Hodgepodge
Theories
Definitions
People
Phenomena
100

Hoots and flights were the measured behaviors of this species of bird in a playback study of neighbor-stranger discrimination.

What is the little owl?

100

These two memory processes make up Wagner's memory model of habituation.

What are short-term (working) and long-term (reference) memory?

100

This behavior occurs to the initial presentation of an unexpected sound and was measured in the experiments by a Yale graduate student in his thesis work.

What is an acoustic startle response?

100

This Russian psychologist is considered to be the creator of classical conditioning.

Who is Pavlov?

100

Rats demonstrated this phenomenon when, after repeated injections of morphine, their responses to the drug decreased; the environmental cues of the injection site elicited the rats’ compensatory responses.

What is tolerance?

200

This term refers to the expression of what you have learned.

What is performance?

200

According to this theory, habituation should be stimulus specific but not context specific.

What is the dual process theory?

200

A well designed learning experiment will include this kind of assessment.

What is a common test?

200

This scientist developed a learning explanation for drug tolerance.

Who is Shep Siegel?

200

When an animal shows less aggression towards the sound of a neighbor than of a stranger, they are demonstrating this phenomenon. 

What is the “Dear Enemy” Effect?

300

Siegel measured this in his studies of tolerance to morphine in rats.

What is the paw lick latency? 

300

These two accounts have been suggested to explain why rats and people prefer signaled over unsignaled shock.

What are the safety signal hypothesis and the preparatory response hypothesis?

300

This process explains the happy response of a dog to the sight of its leash.

What is Pavlovian conditioning?

300

These psychologists concluded that spaced presentations lead to better habituation than massed presentations of the stimulus.

Who are Davis and Wagner?

300

Following a long gap after repeated presentations of a stimulus, this phenomenon is observed when the stimulus is presented again.

What is Spontaneous Recovery of Habituation?

400

This process was used to treat a schizophrenic patient who for 9 years had hoarded towels taken from the bathrooms and other patients' rooms .

What is stimulus satiation?

400

A good theory will explain the data we have, be falsifiable and do this.

What is make novel predictions?

400

This term is often used to describe the learning process involved in teaching your dog to sit for a treat.

What is instrumental conditioning?

400

This first author Canadian researcher argued that in addition to a systematic approach to the control and eradication of bed bugs, management of the psychological consequences is also needed.

Who is Stephanie Burrows?

400

This may happen following ingestion of a drug when there is no compensatory conditioned response.

What is an overdose?

500

Before she was a professor at Brown, her trip to the West Coast was cut short by these creatures.

What are cockroaches?

500

Wagner's memory model states that if the representation of a stimulus is already active in STM when it is presented, there will be no response to the stimulus and no learning about this.

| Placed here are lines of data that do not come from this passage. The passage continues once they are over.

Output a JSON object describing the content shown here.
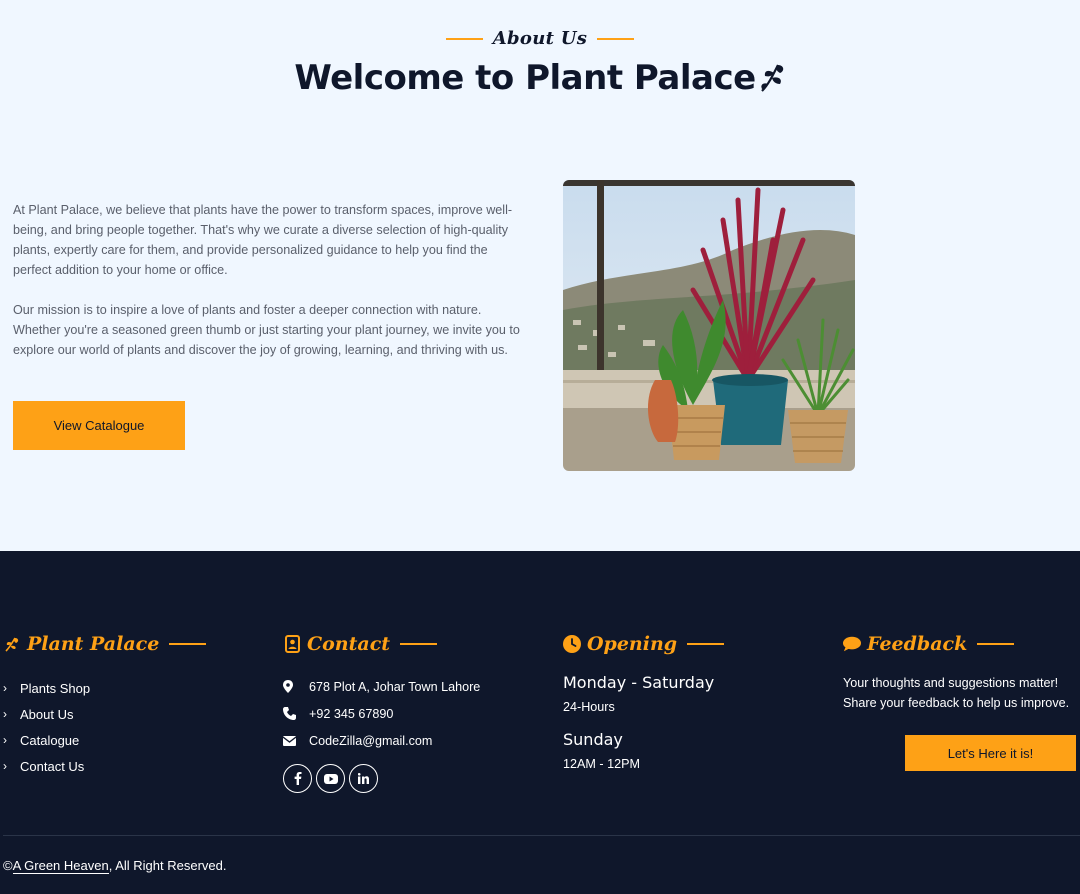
{
  "about": {
    "subtitle": "About Us",
    "title": "Welcome to Plant Palace",
    "paragraph1": "At Plant Palace, we believe that plants have the power to transform spaces, improve well-being, and bring people together. That's why we curate a diverse selection of high-quality plants, expertly care for them, and provide personalized guidance to help you find the perfect addition to your home or office.",
    "paragraph2": "Our mission is to inspire a love of plants and foster a deeper connection with nature. Whether you're a seasoned green thumb or just starting your plant journey, we invite you to explore our world of plants and discover the joy of growing, learning, and thriving with us.",
    "button": "View Catalogue"
  },
  "footer": {
    "brand": {
      "heading": "Plant Palace",
      "links": [
        "Plants Shop",
        "About Us",
        "Catalogue",
        "Contact Us"
      ]
    },
    "contact": {
      "heading": "Contact",
      "address": "678 Plot A, Johar Town Lahore",
      "phone": "+92 345 67890",
      "email": "CodeZilla@gmail.com",
      "socials": [
        "facebook-icon",
        "youtube-icon",
        "linkedin-icon"
      ]
    },
    "opening": {
      "heading": "Opening",
      "day1": "Monday - Saturday",
      "hours1": "24-Hours",
      "day2": "Sunday",
      "hours2": "12AM - 12PM"
    },
    "feedback": {
      "heading": "Feedback",
      "text": "Your thoughts and suggestions matter! Share your feedback to help us improve.",
      "button": "Let's Here it is!"
    },
    "copyright": {
      "symbol": "©",
      "link": "A Green Heaven",
      "suffix": ", All Right Reserved."
    }
  },
  "colors": {
    "accent": "#fea116",
    "dark": "#0f172b",
    "light_bg": "#f0f7ff"
  }
}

What is the context-stimulus association?

500

This term refers to stimulus presentation rate.

What is the interstimulus interval?

500

They are the course UTAs for CLPS 0100 and they have weekly office hours along with the graduate TA Cassandra Engstrom.

Who are Lena, Benson, Daisy and Christian?

500

When the response to a stimulus is increased by a novel stimulus, we are observing this phenomenon; and when the response to a repeatedly presented stimulus is increased by a novel stimulus, we are observing this phenomenon.

What are sensitization and dishabituation?